Committee sessions have pulled together witness statements, photographs, phone logs and tens of thousands of documents; over one million items of evidence have been catalogued so far. The new round of hearings will call back several contractors and management figures to reconcile conflicting accounts about who authorised shutdowns, when water tanks were refilled and why the estate’s fire safety system was effectively disabled in the months leading up to the tragedy.
Contractor testimony and disputed inspection records
Victory Fire Engineering, the registered fire service installation contractor that completed a routine inspection in March 2026, has returned to the witness stand. Its director and engineer described how staff told him roof tanks were undergoing maintenance and that their March check found no leaks. However, inspection forms later submitted bore entries suggesting problems with the tanks. The director said employees may have erred when completing paperwork and acknowledged he had not caught the inconsistency. Another worker testified that during the inspection the cement surfaces lacked tiles and showed no obvious leaks, a claim that the committee is probing against photographic and message evidence.
Unusual tiling works and quality assumptions
The estate’s maintenance specification included applying white tiles to the interior of the tanks — an approach the contractor described as uncommon for firefighting reserves because fire water tanks are designed to hold water for operational use rather than consumption. The tiling work reportedly stretched across several months, with the main contractor hiring a separate plumbing firm to apply for permissions to shut down the hydrant and hose network. That administrative route, and the long duration of works, are central to committee questions about whether standard safeguards were followed.

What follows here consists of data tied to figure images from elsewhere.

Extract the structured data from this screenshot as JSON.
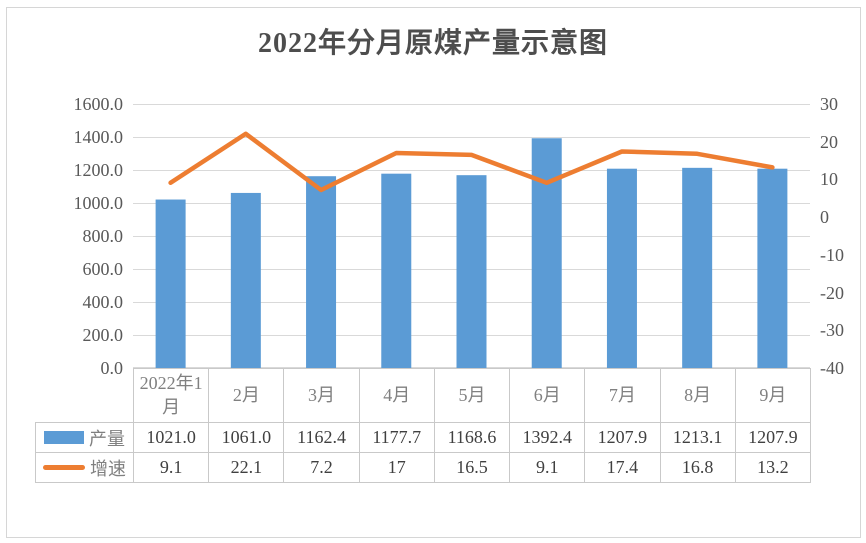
{
  "title": "2022年分月原煤产量示意图",
  "colors": {
    "bar": "#5B9BD5",
    "line": "#ED7D31",
    "gridline": "#d9d9d9",
    "table_border": "#c9c9c9",
    "axis_text": "#595959",
    "header_text": "#808080",
    "value_text": "#404040",
    "title_text": "#4d4d4d",
    "frame_border": "#d6d6d6"
  },
  "chart_data": {
    "type": "combo-bar-line",
    "title": "2022年分月原煤产量示意图",
    "categories": [
      "2022年1月",
      "2月",
      "3月",
      "4月",
      "5月",
      "6月",
      "7月",
      "8月",
      "9月"
    ],
    "series": [
      {
        "name": "产量",
        "type": "bar",
        "axis": "left",
        "color": "#5B9BD5",
        "values": [
          1021.0,
          1061.0,
          1162.4,
          1177.7,
          1168.6,
          1392.4,
          1207.9,
          1213.1,
          1207.9
        ],
        "display_values": [
          "1021.0",
          "1061.0",
          "1162.4",
          "1177.7",
          "1168.6",
          "1392.4",
          "1207.9",
          "1213.1",
          "1207.9"
        ]
      },
      {
        "name": "增速",
        "type": "line",
        "axis": "right",
        "color": "#ED7D31",
        "values": [
          9.1,
          22.1,
          7.2,
          17,
          16.5,
          9.1,
          17.4,
          16.8,
          13.2
        ],
        "display_values": [
          "9.1",
          "22.1",
          "7.2",
          "17",
          "16.5",
          "9.1",
          "17.4",
          "16.8",
          "13.2"
        ]
      }
    ],
    "left_axis": {
      "min": 0,
      "max": 1600,
      "step": 200,
      "labels": [
        "1600.0",
        "1400.0",
        "1200.0",
        "1000.0",
        "800.0",
        "600.0",
        "400.0",
        "200.0",
        "0.0"
      ]
    },
    "right_axis": {
      "min": -40,
      "max": 30,
      "step": 10,
      "labels": [
        "30",
        "20",
        "10",
        "0",
        "-10",
        "-20",
        "-30",
        "-40"
      ]
    },
    "grid": true,
    "legend_position": "table-left"
  }
}
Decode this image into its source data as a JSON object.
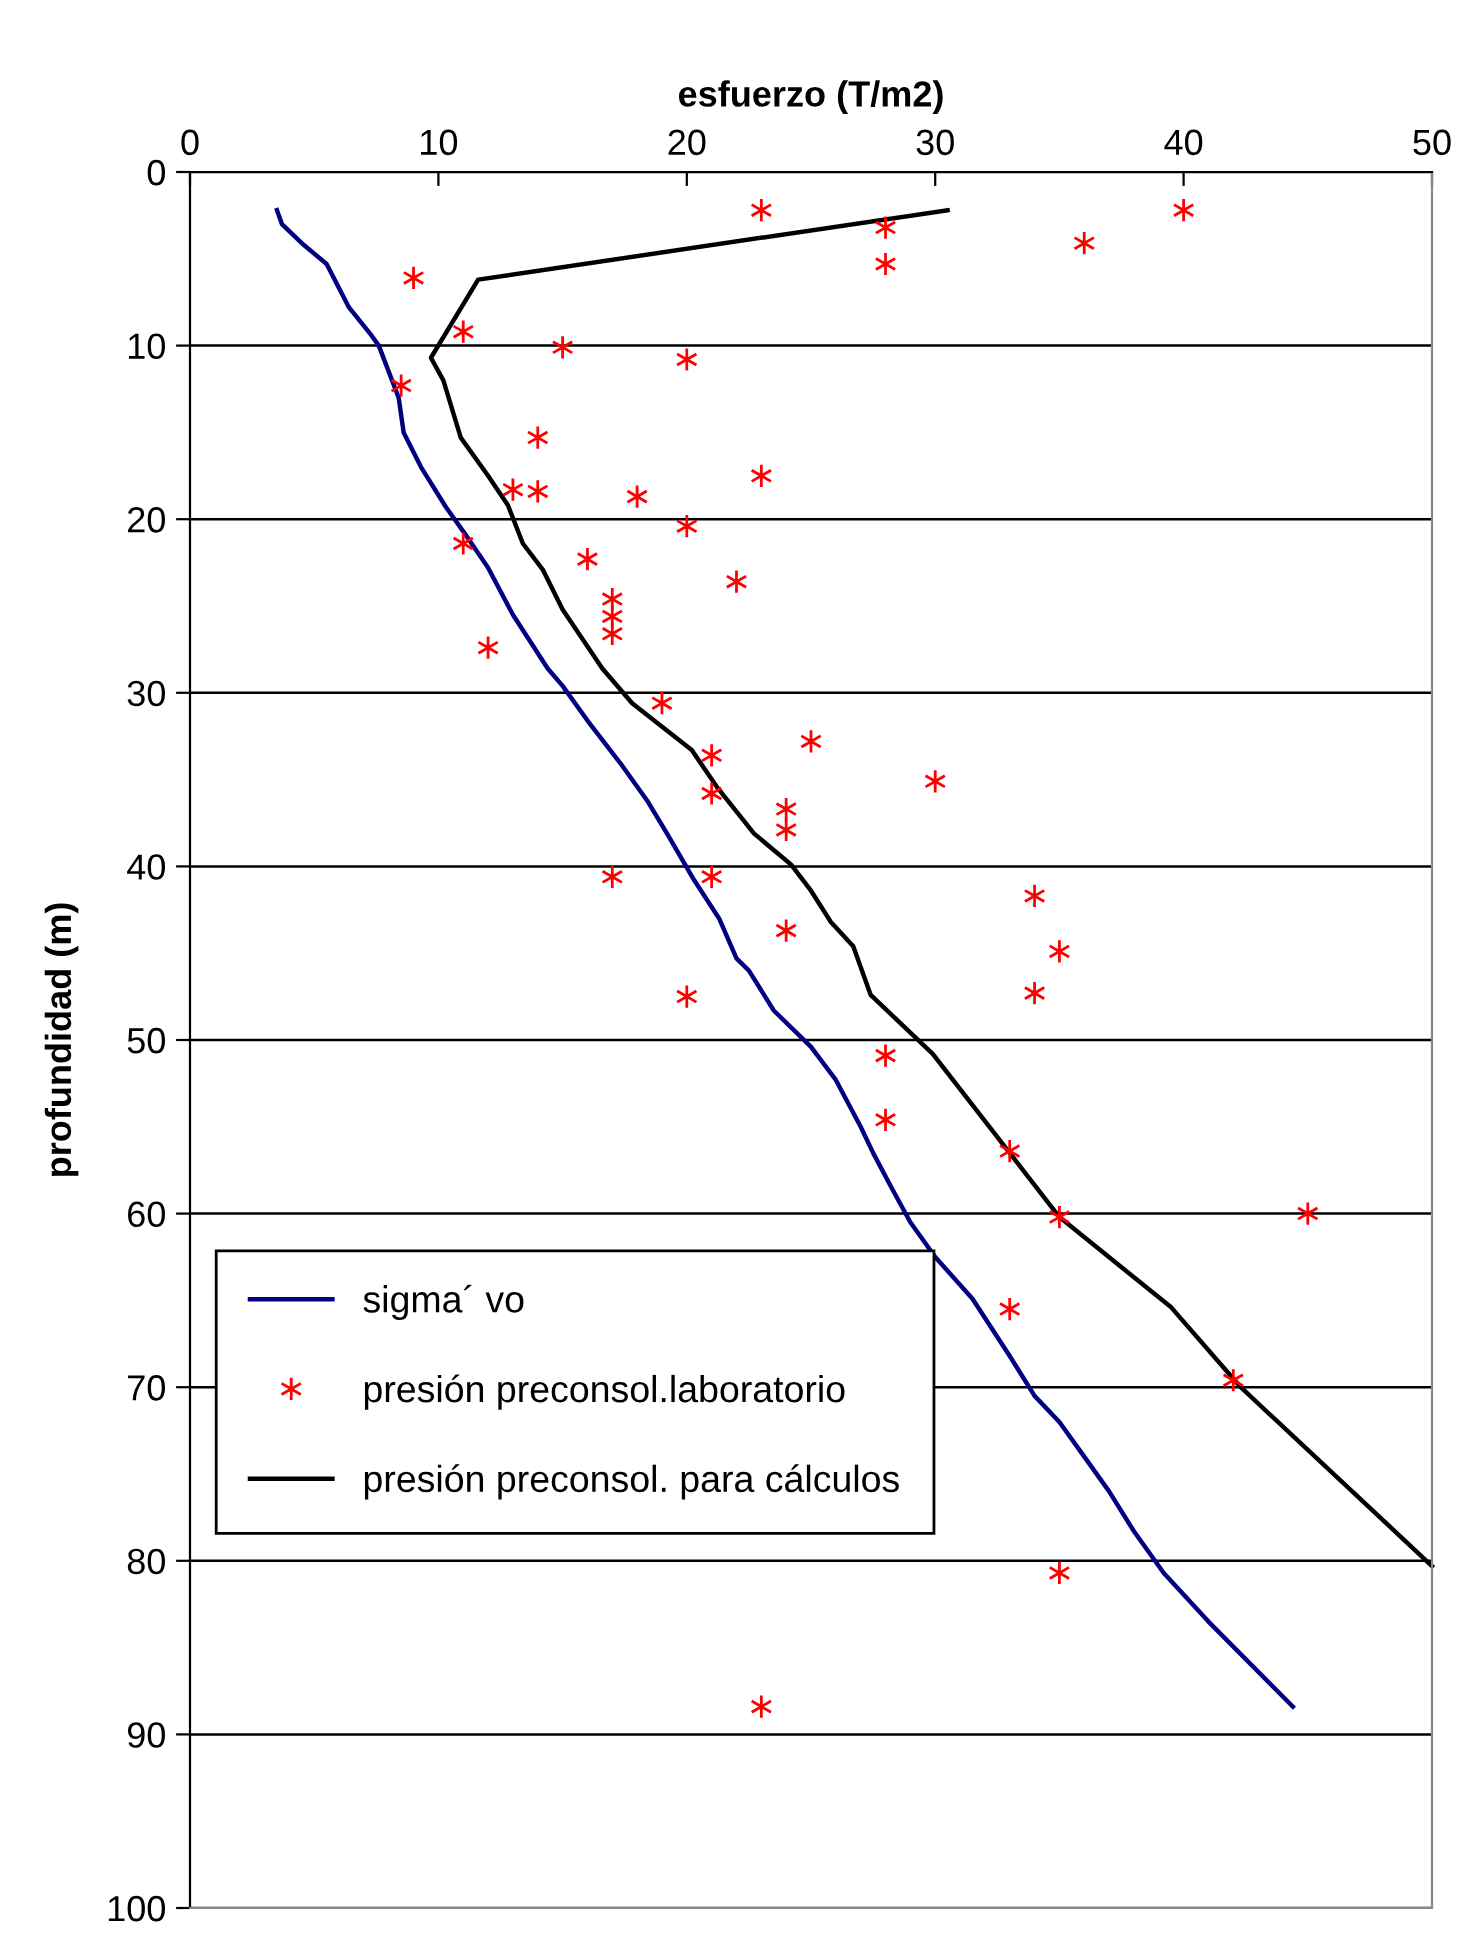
{
  "chart_data": {
    "type": "line",
    "xlabel": "esfuerzo (T/m2)",
    "ylabel": "profundidad (m)",
    "xlim": [
      0,
      50
    ],
    "xticks": [
      0,
      10,
      20,
      30,
      40,
      50
    ],
    "ylim": [
      100,
      0
    ],
    "yticks": [
      0,
      10,
      20,
      30,
      40,
      50,
      60,
      70,
      80,
      90,
      100
    ],
    "grid": "y",
    "legend": "bottom left",
    "series": [
      {
        "name": "sigma´ vo",
        "color": "#000080",
        "marker": "none",
        "line_style": "solid",
        "x": [
          3.5,
          3.7,
          4.5,
          5.5,
          6.4,
          7.3,
          7.6,
          8,
          8.4,
          8.6,
          9.3,
          10.3,
          11,
          12,
          13,
          14.4,
          15,
          16,
          17.4,
          18.4,
          19.2,
          20.3,
          21.3,
          22,
          22.5,
          23.5,
          25,
          26,
          27,
          27.5,
          28.2,
          29,
          30,
          31.5,
          33,
          34,
          35,
          36,
          37,
          38,
          39.2,
          41,
          44.4
        ],
        "values": [
          2.2,
          3,
          4.1,
          5.3,
          7.8,
          9.4,
          10,
          11.5,
          13,
          15,
          17,
          19.3,
          20.7,
          22.8,
          25.5,
          28.6,
          29.6,
          31.6,
          34.2,
          36.2,
          38.1,
          40.8,
          43,
          45.3,
          46,
          48.3,
          50.4,
          52.3,
          55,
          56.5,
          58.4,
          60.5,
          62.5,
          64.9,
          68.2,
          70.5,
          72,
          74,
          76,
          78.3,
          80.7,
          83.5,
          88.4
        ]
      },
      {
        "name": "presión preconsol.laboratorio",
        "type": "scatter",
        "color": "#ff0000",
        "marker": "cross",
        "x": [
          23,
          40,
          28,
          36,
          28,
          9,
          11,
          15,
          20,
          8.5,
          14,
          13,
          14,
          18,
          23,
          20,
          11,
          16,
          22,
          17,
          17,
          17,
          12,
          19,
          25,
          21,
          30,
          21,
          24,
          24,
          17,
          21,
          34,
          24,
          35,
          34,
          20,
          28,
          28,
          33,
          35,
          45,
          33,
          42,
          35,
          23
        ],
        "values": [
          2.2,
          2.2,
          3.2,
          4.1,
          5.3,
          6.1,
          9.2,
          10.1,
          10.8,
          12.3,
          15.3,
          18.3,
          18.4,
          18.7,
          17.5,
          20.4,
          21.4,
          22.3,
          23.6,
          24.6,
          25.6,
          26.6,
          27.4,
          30.6,
          32.8,
          33.6,
          35.1,
          35.8,
          36.7,
          37.9,
          40.6,
          40.6,
          41.7,
          43.7,
          44.9,
          47.3,
          47.5,
          50.9,
          54.6,
          56.4,
          60.2,
          60,
          65.5,
          69.6,
          80.7,
          88.4
        ]
      },
      {
        "name": "presión preconsol. para cálculos",
        "color": "#000000",
        "marker": "none",
        "line_style": "solid",
        "x": [
          30.5,
          11.6,
          9.7,
          10.2,
          10.9,
          12,
          12.8,
          13.4,
          14.2,
          15,
          16.6,
          17.8,
          20.2,
          21.2,
          22.7,
          24.2,
          25,
          25.8,
          26.7,
          27.4,
          29.9,
          35,
          39.5,
          42.3,
          50
        ],
        "values": [
          2.2,
          6.2,
          10.7,
          12,
          15.3,
          17.5,
          19.2,
          21.4,
          22.9,
          25.2,
          28.6,
          30.6,
          33.3,
          35.4,
          38.1,
          39.9,
          41.4,
          43.2,
          44.6,
          47.4,
          50.8,
          60.2,
          65.4,
          70,
          80.3
        ]
      }
    ]
  }
}
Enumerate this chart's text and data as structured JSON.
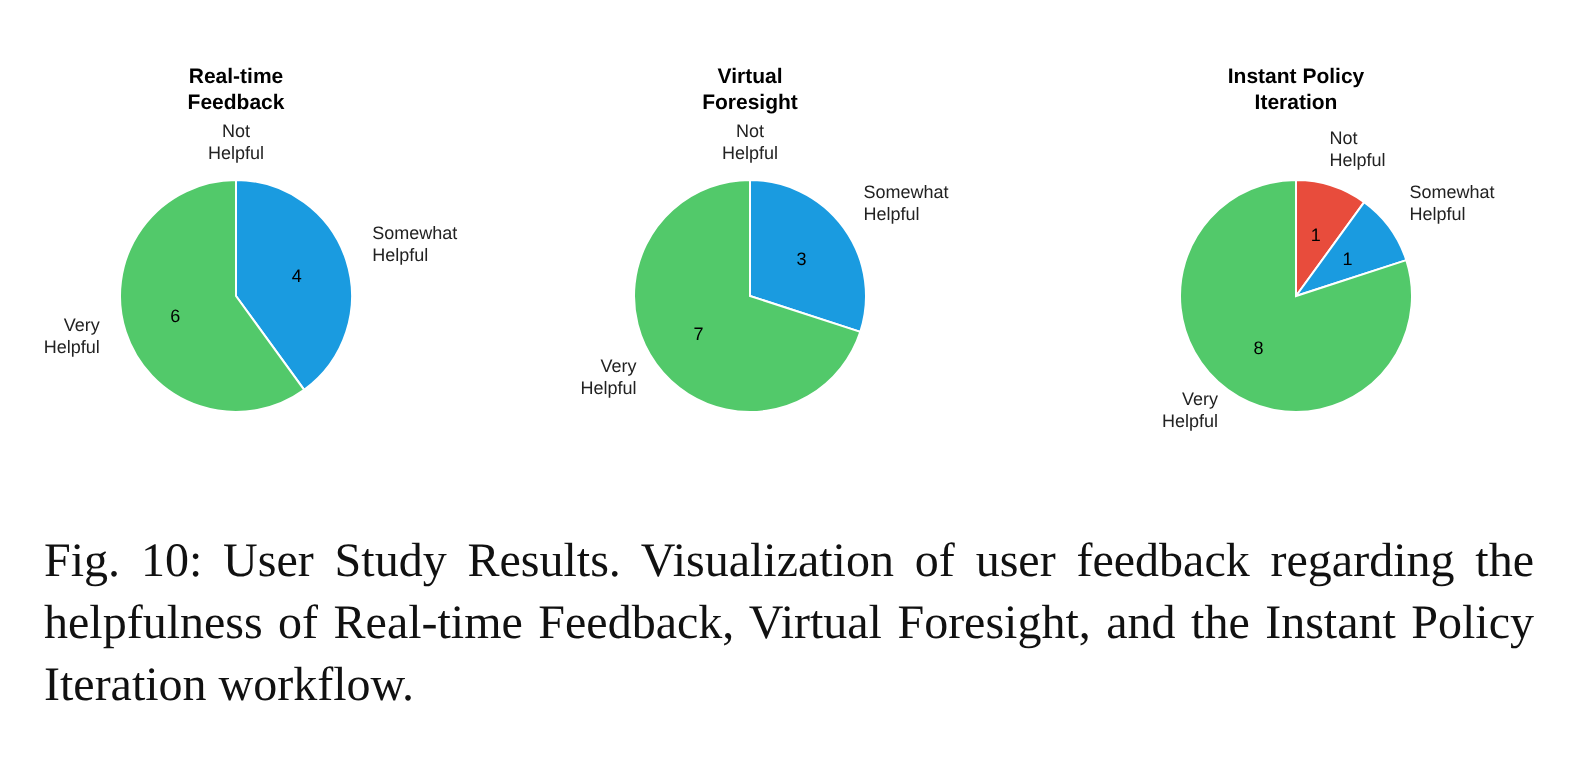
{
  "chart_data": [
    {
      "type": "pie",
      "title": "Real-time Feedback",
      "categories": [
        "Not Helpful",
        "Somewhat Helpful",
        "Very Helpful"
      ],
      "values": [
        0,
        4,
        6
      ],
      "value_labels": [
        null,
        "4",
        "6"
      ],
      "colors": [
        "#e84c3c",
        "#1a9be0",
        "#52c96a"
      ],
      "annotations": [
        "Fig. 10: User Study Results. Visualization of user feedback regarding the helpfulness of Real-time Feedback, Virtual Foresight, and the Instant Policy Iteration workflow."
      ]
    },
    {
      "type": "pie",
      "title": "Virtual Foresight",
      "categories": [
        "Not Helpful",
        "Somewhat Helpful",
        "Very Helpful"
      ],
      "values": [
        0,
        3,
        7
      ],
      "value_labels": [
        null,
        "3",
        "7"
      ],
      "colors": [
        "#e84c3c",
        "#1a9be0",
        "#52c96a"
      ]
    },
    {
      "type": "pie",
      "title": "Instant Policy Iteration",
      "categories": [
        "Not Helpful",
        "Somewhat Helpful",
        "Very Helpful"
      ],
      "values": [
        1,
        1,
        8
      ],
      "value_labels": [
        "1",
        "1",
        "8"
      ],
      "colors": [
        "#e84c3c",
        "#1a9be0",
        "#52c96a"
      ]
    }
  ]
}
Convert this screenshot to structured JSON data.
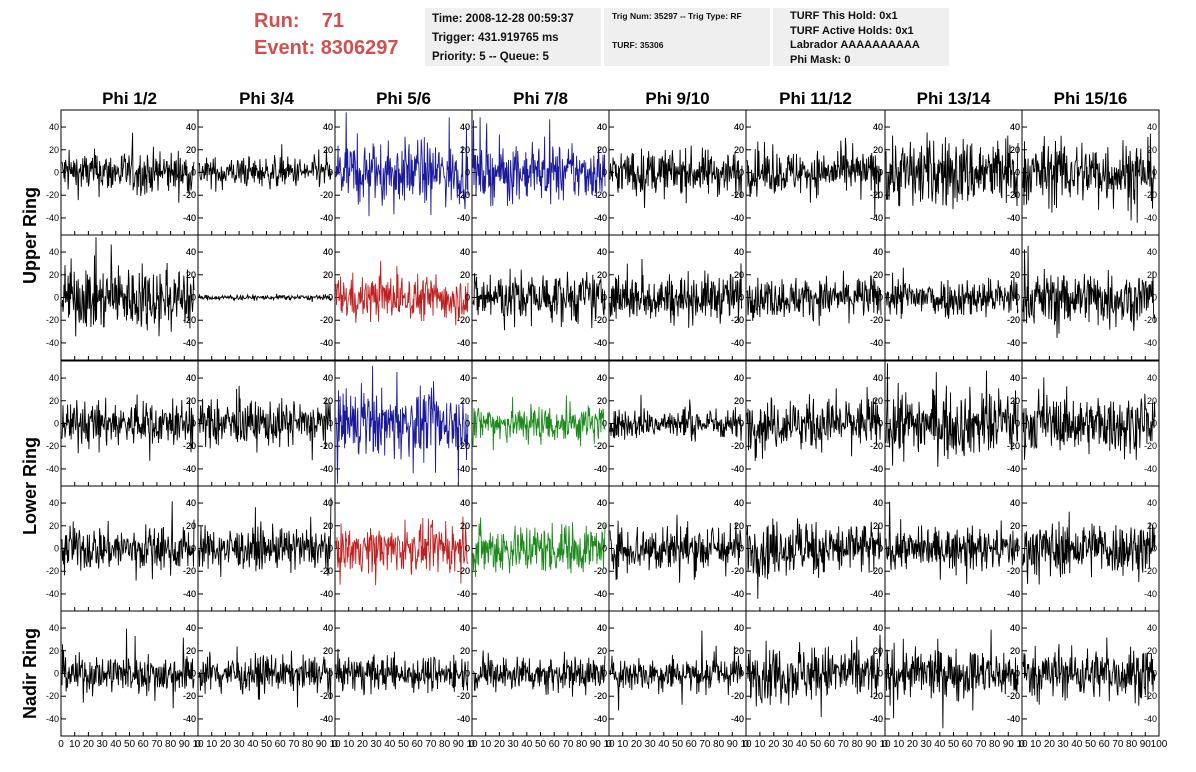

Shutdown approvals, power switches and timeline discrepancies
Evidence presented so far shows that a different specialist was engaged to process Fire Services Department notifications and that applications were filed repeatedly. The committee heard that the estate’s hydrant and hose circuit was formally taken offline multiple times and that the system effectively remained shut for a period starting in April 2026, lasting for more than six months in total. Victory Fire personnel discovered empty rooftop tanks in three blocks on Oct 16 and later determined all eight blocks were undergoing repairs. On Nov 19, they found the main power switch for the fire booster pump had been turned off in every block.
Conflicting management accounts and communications
Property management testimony has at times contradicted contractor claims. A management officer said she provided a formal shutdown notice to Victory Fire only after the fire, while committee counsel pointed to messages suggesting the tanks had been refilled — though available photos and timestamps raised questions about the timing of that refill. WhatsApp exchanges, internal photos and meeting records are being used to test who knew what and when. The committee has also heard about proxy voting practices at owners’ meetings and alleged gaps in how management verified participants and documented decisions related to safety works.
What the committee will examine next
The next phase of hearings will revisit key figures, including the Victory Fire director, to probe a 57-minute call he made with a technical officer at about 1:30 am on Nov 27, during the fire. Counsel will also pursue the sequence of applications filed to the Fire Services Department, the absence of onsite inspections by the firm that processed shutdown requests, and whether the extended outage of hydrant and hose systems reflected routine procedure or a deeper failure of coordination. Public registration for subsequent sessions is being opened online, and the panel intends to continue evidential hearings into May with details to be announced.